To demonstrate how effective these libraries can be, I’ve tested my iMac Pro with an Intel Xeon 8-core 3.2 GHz CPU, and the Performance cores in an M3 chip, running conventional code, and calling an Accelerate function, to perform the same matrix multiplication of two 16 x 16 single-precision (32-bit) floating-point matrices.
Using conventional code on the Intel CPU, a single thread ran 62,800 multiplications per second; using Accelerate that rose to 4,100,000, 65 times faster. On the M3, conventional code ran 109,000 multiplications per second, and Accelerate boosted that to 5,500,000, 50 times faster. Compared to the gains achieved by relatively small increases in core frequency, or running on several cores, SIMD can have huge benefits.
Among the major problems with the SIMD approach are that not all time-consuming code is suitable for this treatment, and some still has to be run conventionally. In other situations, the bottleneck may not be in the CPU core at all, as it may spend many of its cycles waiting on memory. Most of all, though, the coder must identify and use appropriate functions in the Accelerate library, rather than writing their own code.
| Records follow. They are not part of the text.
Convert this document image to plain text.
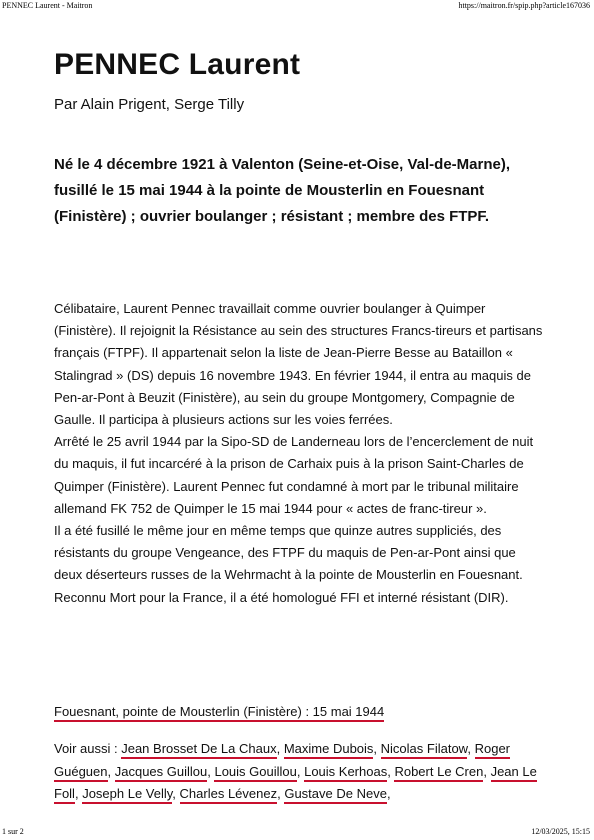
PENNEC Laurent - Maitron	https://maitron.fr/spip.php?article167036
PENNEC Laurent
Par Alain Prigent, Serge Tilly
Né le 4 décembre 1921 à Valenton (Seine-et-Oise, Val-de-Marne), fusillé le 15 mai 1944 à la pointe de Mousterlin en Fouesnant (Finistère) ; ouvrier boulanger ; résistant ; membre des FTPF.

Célibataire, Laurent Pennec travaillait comme ouvrier boulanger à Quimper (Finistère). Il rejoignit la Résistance au sein des structures Francs-tireurs et partisans français (FTPF). Il appartenait selon la liste de Jean-Pierre Besse au Bataillon « Stalingrad » (DS) depuis 16 novembre 1943. En février 1944, il entra au maquis de Pen-ar-Pont à Beuzit (Finistère), au sein du groupe Montgomery, Compagnie de Gaulle. Il participa à plusieurs actions sur les voies ferrées.

Arrêté le 25 avril 1944 par la Sipo-SD de Landerneau lors de l’encerclement de nuit du maquis, il fut incarcéré à la prison de Carhaix puis à la prison Saint-Charles de Quimper (Finistère). Laurent Pennec fut condamné à mort par le tribunal militaire allemand FK 752 de Quimper le 15 mai 1944 pour « actes de franc-tireur ».

Il a été fusillé le même jour en même temps que quinze autres suppliciés, des résistants du groupe Vengeance, des FTPF du maquis de Pen-ar-Pont ainsi que deux déserteurs russes de la Wehrmacht à la pointe de Mousterlin en Fouesnant.

Reconnu Mort pour la France, il a été homologué FFI et interné résistant (DIR).

Fouesnant, pointe de Mousterlin (Finistère) : 15 mai 1944
Voir aussi : Jean Brosset De La Chaux, Maxime Dubois, Nicolas Filatow, Roger Guéguen, Jacques Guillou, Louis Gouillou, Louis Kerhoas, Robert Le Cren, Jean Le Foll, Joseph Le Velly, Charles Lévenez, Gustave De Neve,
1 sur 2	12/03/2025, 15:15
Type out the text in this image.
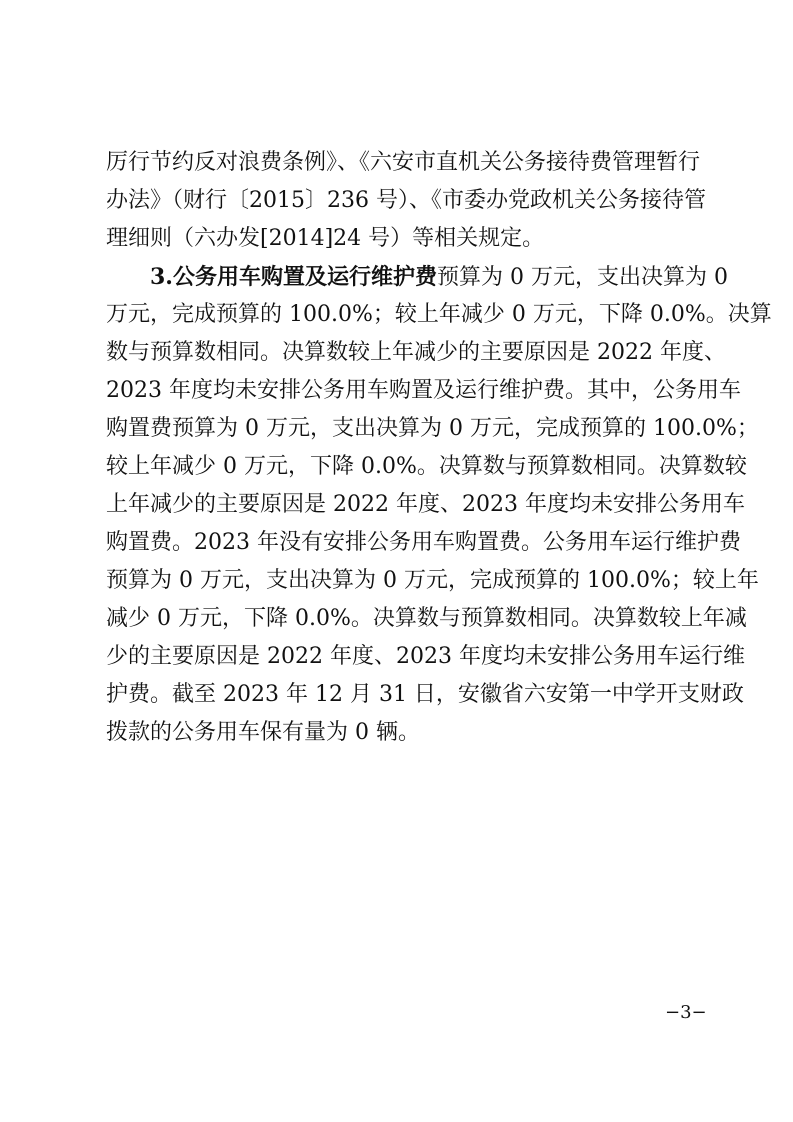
厉行节约反对浪费条例》、《六安市直机关公务接待费管理暂行
办法》（财行〔2015〕236 号）、《市委办党政机关公务接待管
理细则（六办发[2014]24 号）等相关规定。
3.公务用车购置及运行维护费预算为 0 万元，支出决算为 0
万元，完成预算的 100.0%；较上年减少 0 万元，下降 0.0%。决算
数与预算数相同。决算数较上年减少的主要原因是 2022 年度、
2023 年度均未安排公务用车购置及运行维护费。其中，公务用车
购置费预算为 0 万元，支出决算为 0 万元，完成预算的 100.0%；
较上年减少 0 万元，下降 0.0%。决算数与预算数相同。决算数较
上年减少的主要原因是 2022 年度、2023 年度均未安排公务用车
购置费。2023 年没有安排公务用车购置费。公务用车运行维护费
预算为 0 万元，支出决算为 0 万元，完成预算的 100.0%；较上年
减少 0 万元，下降 0.0%。决算数与预算数相同。决算数较上年减
少的主要原因是 2022 年度、2023 年度均未安排公务用车运行维
护费。截至 2023 年 12 月 31 日，安徽省六安第一中学开支财政
拨款的公务用车保有量为 0 辆。
−3−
The Appendix below gives you an idea of how different the code is for the matrix multiplications I used for testing.
Speed of execution isn’t the only reason for using SIMD. Although I haven’t measured the power used by Intel CPUs, there’s a substantial difference in the cores of an M3 chip: when running a single thread of conventional code, one Performance core used 6.5 W, but the Accelerate function used only 5.5 W. Given the fact that the conventional code took 50 times as long for the same number of multiplications, using that conventional code costs 60 times as much energy for the same task as the Accelerate function. That would make a big difference to battery endurance, and to the need for cooling.
Timeline
This has been a greatly simplified overview, and there have been a great many other changes in CPUs over those 40 years, but those eras span:
- 1984-2007 increasing CPU frequency
- 2005-2017 increasing CPU core count
- 1998- increasing data throughput with SIMD.
Appendix: Source Code
Classical Swift matrix multiplication of 16 x 16 32-bit floating point matrices
var theCount: Float = 0.0
let theMReps = theReps/1000
let rows = 16
let A: [[Float]] = Array(repeating: Array(repeating: 1.234, count: 16), count: 16)
let B: [[Float]] = Array(repeating: Array(repeating: 1.234, count: 16), count: 16)
var C: [[Float]] = Array(repeating: Array(repeating: 0.0, count: 16), count: 16)
for _ in 1...theMReps {
for i in 0..<rows {
for j in 0..<rows {
for k in 0..<rows {
C[i][j] += A[i][k] * B[k][j]
}}}
theCount += 1 }
return theCount
In the ‘classical’ CPU implementation, matrices A, B and C are each 16 x 16 Floats for simplicity, and the following is the loop that is repeated theMReps times for the test.
16 x 16 32-bit floating point matrix multiplication using vDSP_mmul()
var theCount: Float = 0.0
let A = [Float](repeating: 1.234, count: 256)
let IA: vDSP_Stride = 1
let B = [Float](repeating: 1.234, count: 256)
let IB: vDSP_Stride = 1
var C = [Float](repeating: 0.0, count: 256)
let IC: vDSP_Stride = 1
let M: vDSP_Length = 16
let N: vDSP_Length = 16
let P: vDSP_Length = 16
A.withUnsafeBufferPointer { Aptr in
B.withUnsafeBufferPointer { Bptr in
C.withUnsafeMutableBufferPointer { Cptr in
for _ in 1...theReps {
vDSP_mmul(Aptr.baseAddress!, IA, Bptr.baseAddress!, IB, Cptr.baseAddress!, IC, M, N, P)
theCount += 1
} } } }
return theCount
Apple describes vDSP_mmul() as performing “an out-of-place multiplication of two matrices; single precision.” “This function multiplies an M-by-P matrix A by a P-by-N matrix B and stores the results in an M-by-N matrix C.”